Should Games Reexamine the "Super Soldier?"
Few tropes are as prevalent in the action game as the super-soldier. While early shooters didn’t even bother to explain why the player character could absorb a dozen bullets, the last decade has seen more and more games try to justify the protagonist’s apparent superpowers. From the nano-augmented hero of Deus Ex to Halo’s cyborg protagonist, we’ve seen more and more games use emerging technologies to shape the player’s abilities.
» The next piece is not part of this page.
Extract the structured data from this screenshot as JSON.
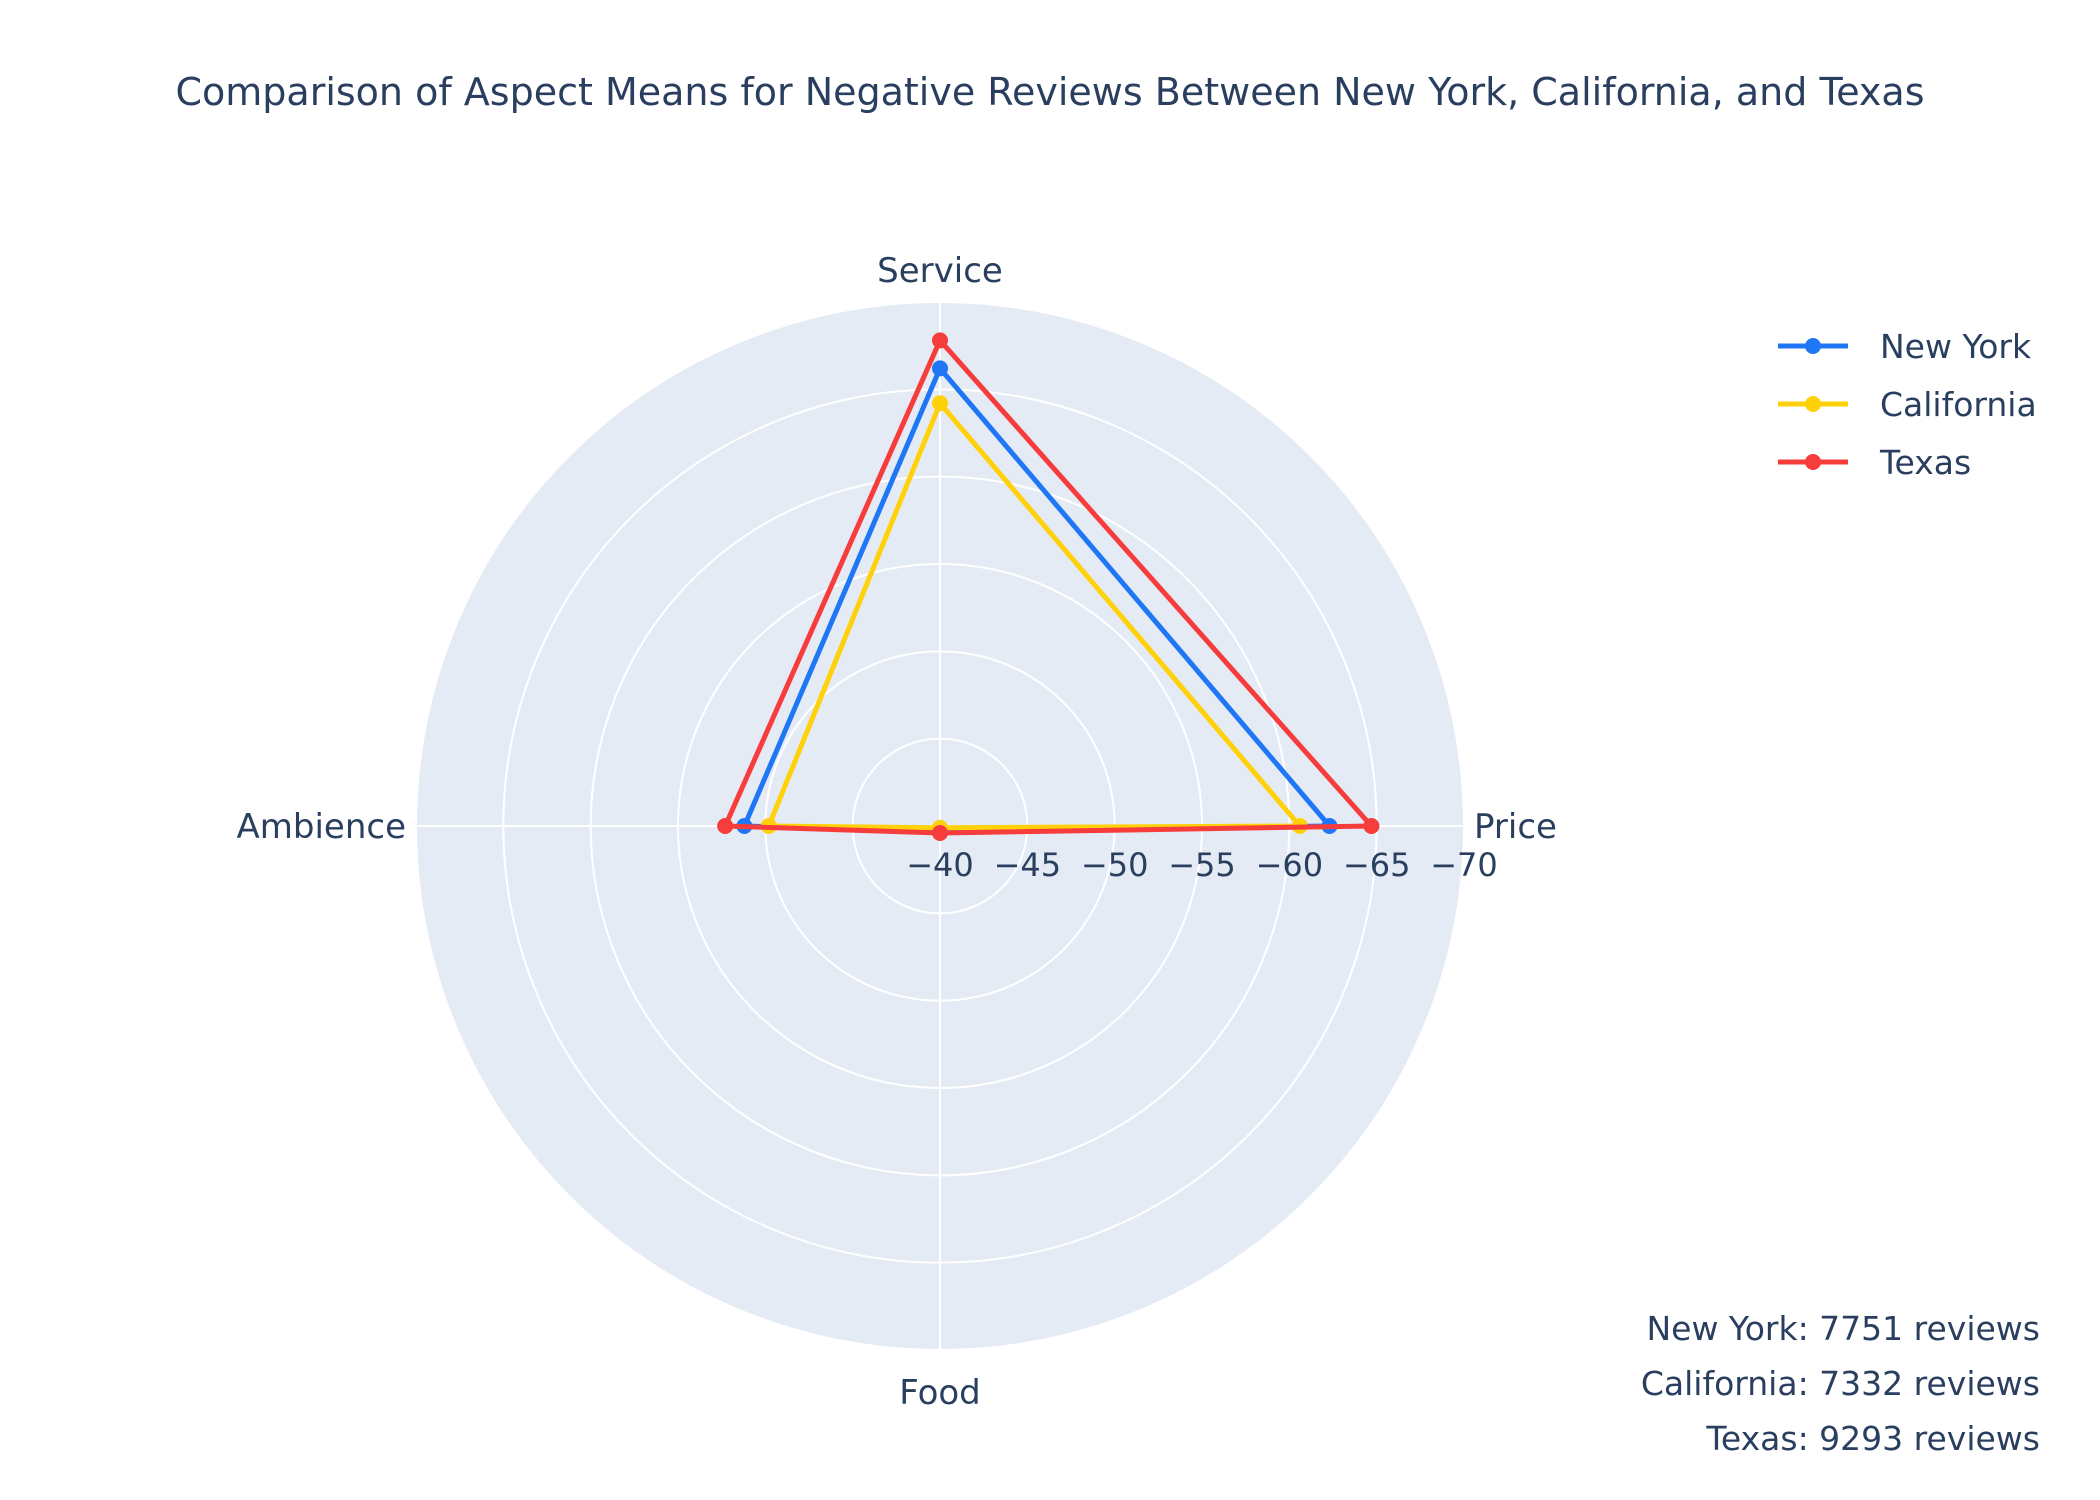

This week, The Atlantic published “More Than Human? The Ethics of Biologically Enhancing Soldiers,” an article on the many sticky questions raised by the creation of more-than-human warriors. The Atlantic only skims the surface of these issues, but the article still contains more depth than pretty much any video game that tackles the subject, save perhaps the aforementioned Deus Ex series.
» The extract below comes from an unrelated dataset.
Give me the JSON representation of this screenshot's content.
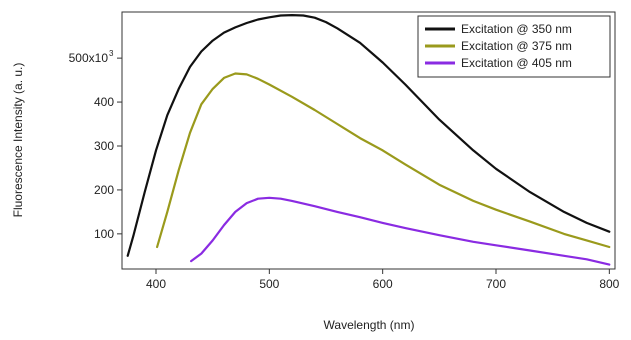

Not every game should be an in-depth exploration of technological ethics, of course, but the fact that such games are practically nonexistent seems curious. Perhaps game developers are afraid that engaging with the politics of warfare will create sales-damaging controversy, as happened with Six Days in Fallujah. The brisk sales of Deus Ex: Human Revolution and the Metal Gear Solid series show that games can engage with real-world political issues and still have mass appeal, yet most developers just don’t seem that eager to go beyond a theme park version of warfare. Should games try harder to address the issues raised by the worlds they create? Or does this needlessly complicate a useful explanation for why game protagonists can take down hundreds of enemies all by themselves? As someone who’s spent more time engaging with fictive super-soldiers than the the real deal, I hope some game developers step up to the plate and starts digging a little deeper into this issue.